Keep coming. Keep coming. Keep coming. If you raised your hand, but you haven't come forward, and you're scared, I understand that. Ask the person next to you, "Hey, will you go with me? I'll go if you'll go." Hey, if you, out of the corner of your eye, noticed somebody raise their hand (because I know you were looking), and they haven't moved, tell them. Just right now, tell them, "Hey, let's go. Let's nail this down right now."

Anybody else on any campus? Come on. Let's go. People are still coming. That's awesome. Tell them you'll go with them. Tell them you'll go with them if they need to go, because we're going to celebrate this Christmas. You keep coming.
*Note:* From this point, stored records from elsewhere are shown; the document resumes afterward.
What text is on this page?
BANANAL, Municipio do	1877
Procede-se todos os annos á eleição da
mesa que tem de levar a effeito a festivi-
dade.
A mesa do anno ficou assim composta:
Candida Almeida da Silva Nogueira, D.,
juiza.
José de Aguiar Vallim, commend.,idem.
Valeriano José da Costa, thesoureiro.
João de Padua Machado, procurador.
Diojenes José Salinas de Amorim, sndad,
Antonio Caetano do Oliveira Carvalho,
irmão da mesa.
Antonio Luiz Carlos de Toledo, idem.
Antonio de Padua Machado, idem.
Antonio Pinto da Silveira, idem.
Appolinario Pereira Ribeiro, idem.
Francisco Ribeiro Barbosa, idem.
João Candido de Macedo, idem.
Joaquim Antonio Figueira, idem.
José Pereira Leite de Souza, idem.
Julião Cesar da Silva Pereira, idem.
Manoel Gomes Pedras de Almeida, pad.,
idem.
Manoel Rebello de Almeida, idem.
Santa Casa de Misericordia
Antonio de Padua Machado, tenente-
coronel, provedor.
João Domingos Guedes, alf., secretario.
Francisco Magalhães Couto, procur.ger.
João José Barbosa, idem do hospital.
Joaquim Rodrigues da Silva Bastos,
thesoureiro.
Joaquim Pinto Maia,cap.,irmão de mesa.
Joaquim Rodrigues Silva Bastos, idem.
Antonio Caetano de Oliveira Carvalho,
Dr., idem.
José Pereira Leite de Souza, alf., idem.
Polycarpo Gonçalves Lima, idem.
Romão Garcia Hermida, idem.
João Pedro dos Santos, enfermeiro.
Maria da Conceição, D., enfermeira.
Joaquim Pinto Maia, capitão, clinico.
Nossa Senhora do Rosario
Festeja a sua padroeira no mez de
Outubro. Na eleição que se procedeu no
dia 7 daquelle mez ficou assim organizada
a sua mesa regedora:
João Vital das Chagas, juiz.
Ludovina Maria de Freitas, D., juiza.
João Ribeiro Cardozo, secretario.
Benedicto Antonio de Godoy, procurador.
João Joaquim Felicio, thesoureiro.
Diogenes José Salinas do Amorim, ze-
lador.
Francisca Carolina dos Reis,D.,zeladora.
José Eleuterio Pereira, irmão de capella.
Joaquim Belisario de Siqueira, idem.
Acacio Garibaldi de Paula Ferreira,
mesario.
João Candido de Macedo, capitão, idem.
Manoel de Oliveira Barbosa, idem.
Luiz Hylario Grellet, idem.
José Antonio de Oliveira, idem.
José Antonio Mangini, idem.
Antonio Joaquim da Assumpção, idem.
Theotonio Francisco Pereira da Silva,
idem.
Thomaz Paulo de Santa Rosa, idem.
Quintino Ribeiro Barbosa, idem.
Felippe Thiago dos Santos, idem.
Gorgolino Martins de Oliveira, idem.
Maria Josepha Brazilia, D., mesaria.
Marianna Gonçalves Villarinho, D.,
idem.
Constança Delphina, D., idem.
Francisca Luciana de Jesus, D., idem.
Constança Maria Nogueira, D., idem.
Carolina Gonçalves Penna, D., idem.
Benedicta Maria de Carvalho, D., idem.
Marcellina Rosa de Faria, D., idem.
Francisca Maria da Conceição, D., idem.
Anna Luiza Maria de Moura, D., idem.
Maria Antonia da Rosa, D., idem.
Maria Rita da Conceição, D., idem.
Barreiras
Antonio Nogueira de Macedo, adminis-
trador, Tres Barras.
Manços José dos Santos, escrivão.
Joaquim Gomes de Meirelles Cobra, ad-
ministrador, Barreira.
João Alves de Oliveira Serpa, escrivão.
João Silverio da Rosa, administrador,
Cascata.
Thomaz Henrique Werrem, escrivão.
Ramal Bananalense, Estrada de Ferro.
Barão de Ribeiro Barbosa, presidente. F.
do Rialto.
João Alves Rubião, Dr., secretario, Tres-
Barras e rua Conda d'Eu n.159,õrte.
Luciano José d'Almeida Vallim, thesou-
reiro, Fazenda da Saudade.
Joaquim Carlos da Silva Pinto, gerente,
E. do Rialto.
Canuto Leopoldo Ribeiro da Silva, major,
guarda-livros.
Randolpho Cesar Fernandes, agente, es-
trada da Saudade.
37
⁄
There are people. As you come down the aisle, don't you hold your head down. You hold your head up high. You have something to celebrate. There is no shame in this game, baby. We can be excited.

People are still responding, so if you're in Greenville, Columbia, if you're at another campus, there is still time for you. If you're online, shoot us an email right now at If you're on Twitter, hit us up at @newspring and let us know you prayed to receive Christ. There are still people coming forward here at Anderson, so we're going to keep this going. We're going to celebrate. We are one church, many locations.

Here is what I know. For some of you, maybe this is your first time here at NewSpring church. You're like, "I like your church and everything, but I don't understand why y'all are doing all this clapping. I've never been to a church that clapped." It's very simple, my friends. We want to cheer more for people meeting Christ than we do for our favorite college team scoring a touchdown because we believe that what happened here today is going to matter for eternity, and that touchdown doesn't even matter next game, much less next season.

We're going to celebrate what Jesus celebrates, and the Bible says that right now, there is a party going on in heaven, and there are angels celebrating, so that's why we celebrate when people step over the line of faith and meet Christ. Thank you so much for joining us. Next Sunday, we have an amazing service planned. I'm telling you, it's amazing. The week after that, January 5, I'm going to tell you how to have the best year of your life. I hope you have a great Christmas.

Keep us in your prayers, because we have more of these services. If you know someone who needs to hear the gospel, you get them to one of our services. Y'all have a great week. God bless. I love you.